Ms. Yu began her career as a Photography & Mixed Media Instructor and Residential Life Dorm Parent at Rockland Country Day School, NY (2013-2016) and started her art therapy studies at College of New Rochelle in 2014. She valued the range of experience she obtained in her art therapy internships; she worked with adults with mental illnesses in an outpatient program as well as in a personalized recovery-oriented service program, and with children and adolescents in an inpatient psychiatric program.
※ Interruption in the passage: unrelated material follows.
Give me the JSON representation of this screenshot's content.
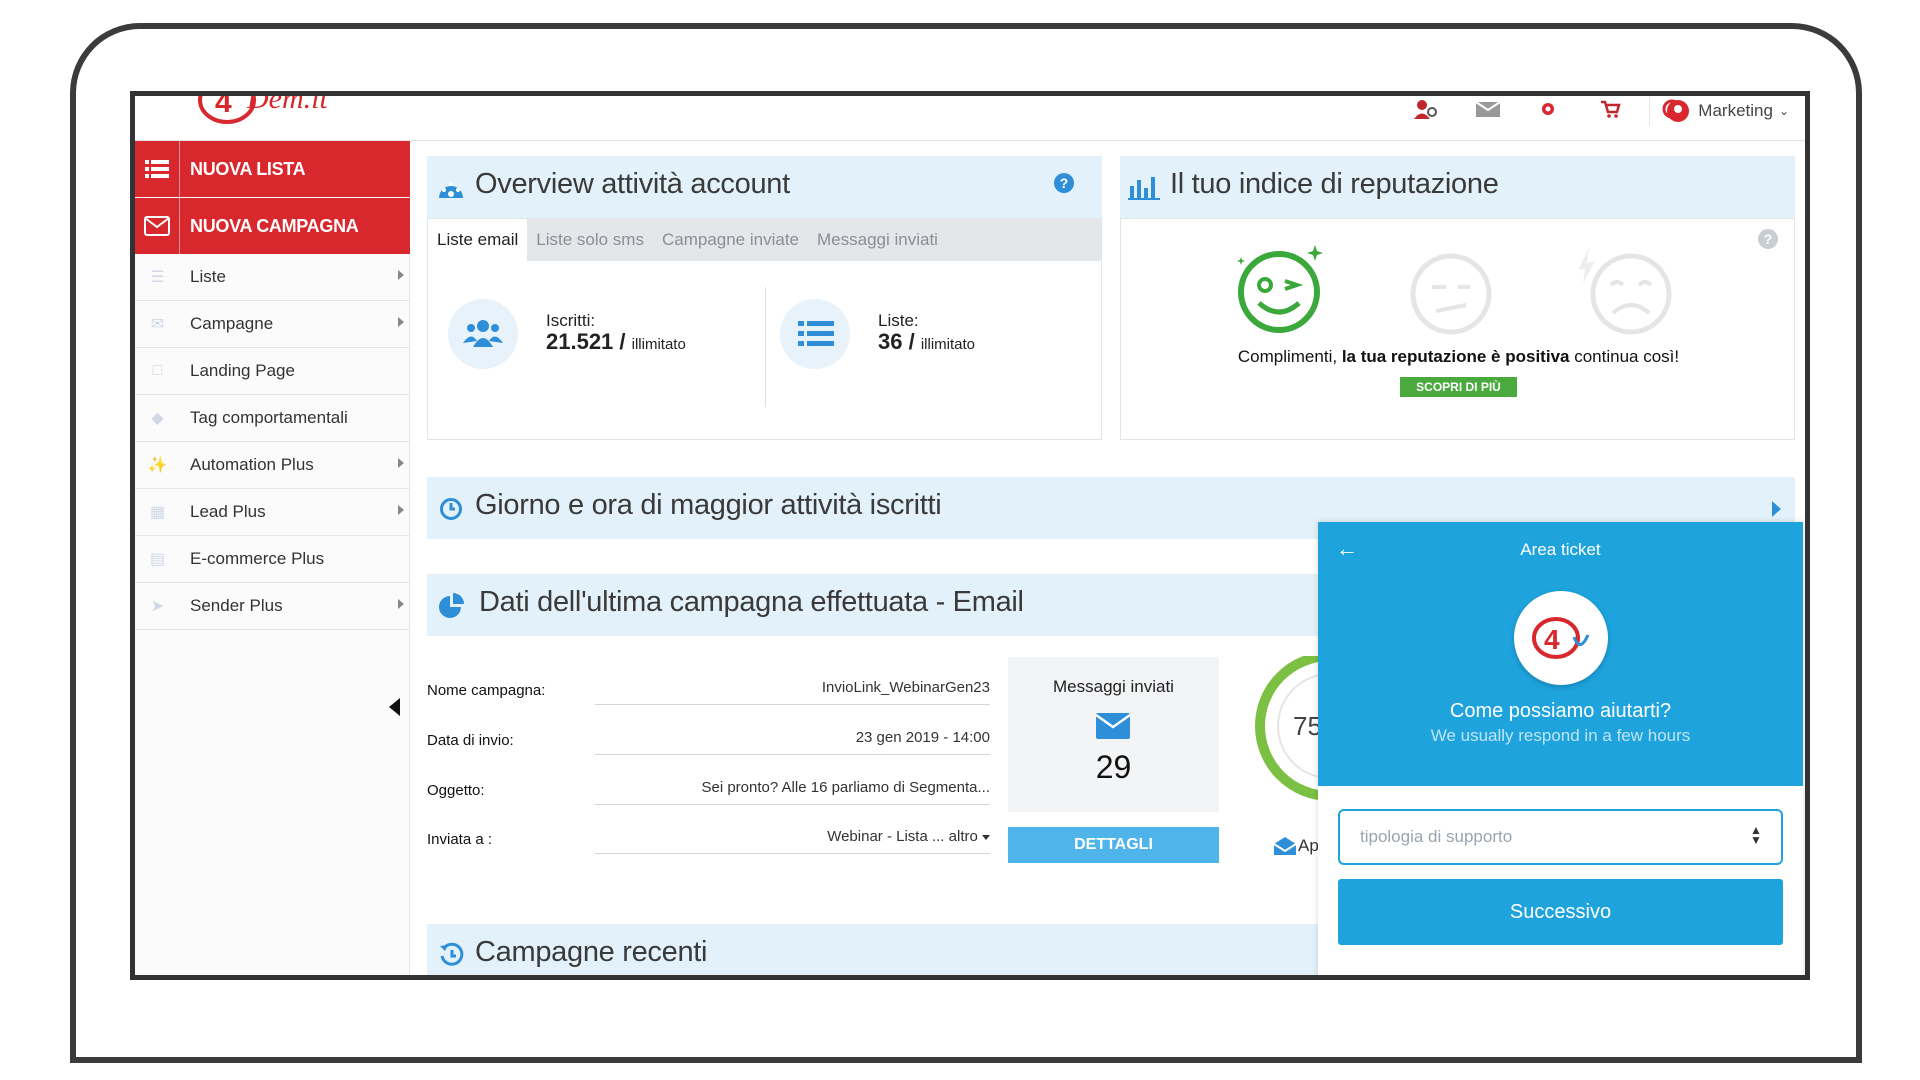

Ms. Yu shares her thoughts on how art therapy is effective, “Art can be an avenue and foundation in which a healthy client-therapist relationship is built upon. During my last internship, I had the privilege of working with a team of psychiatrists, psychologist, social workers, nurses, and teachers. I saw how teamwork and effort can lead to successful treatment plans that help children with their mental health and cope in life.” Influenced by her identity as a Korean-American art therapist, Yu is especially interested in multiculturalism within the field and asserts that “art therapy can be effective with clients that come from a culture where people with mental illness, physical handicaps, and intellectual disabilities suffer silently because speaking about one’s struggles is not encouraged or acceptable.”
“Childhood and Adulthood” by Eunice Yu. Digital print. 2017.
Artist statement: “What does being older mean? Where can I feel secure and how, back then and today? Where do I feel safe?”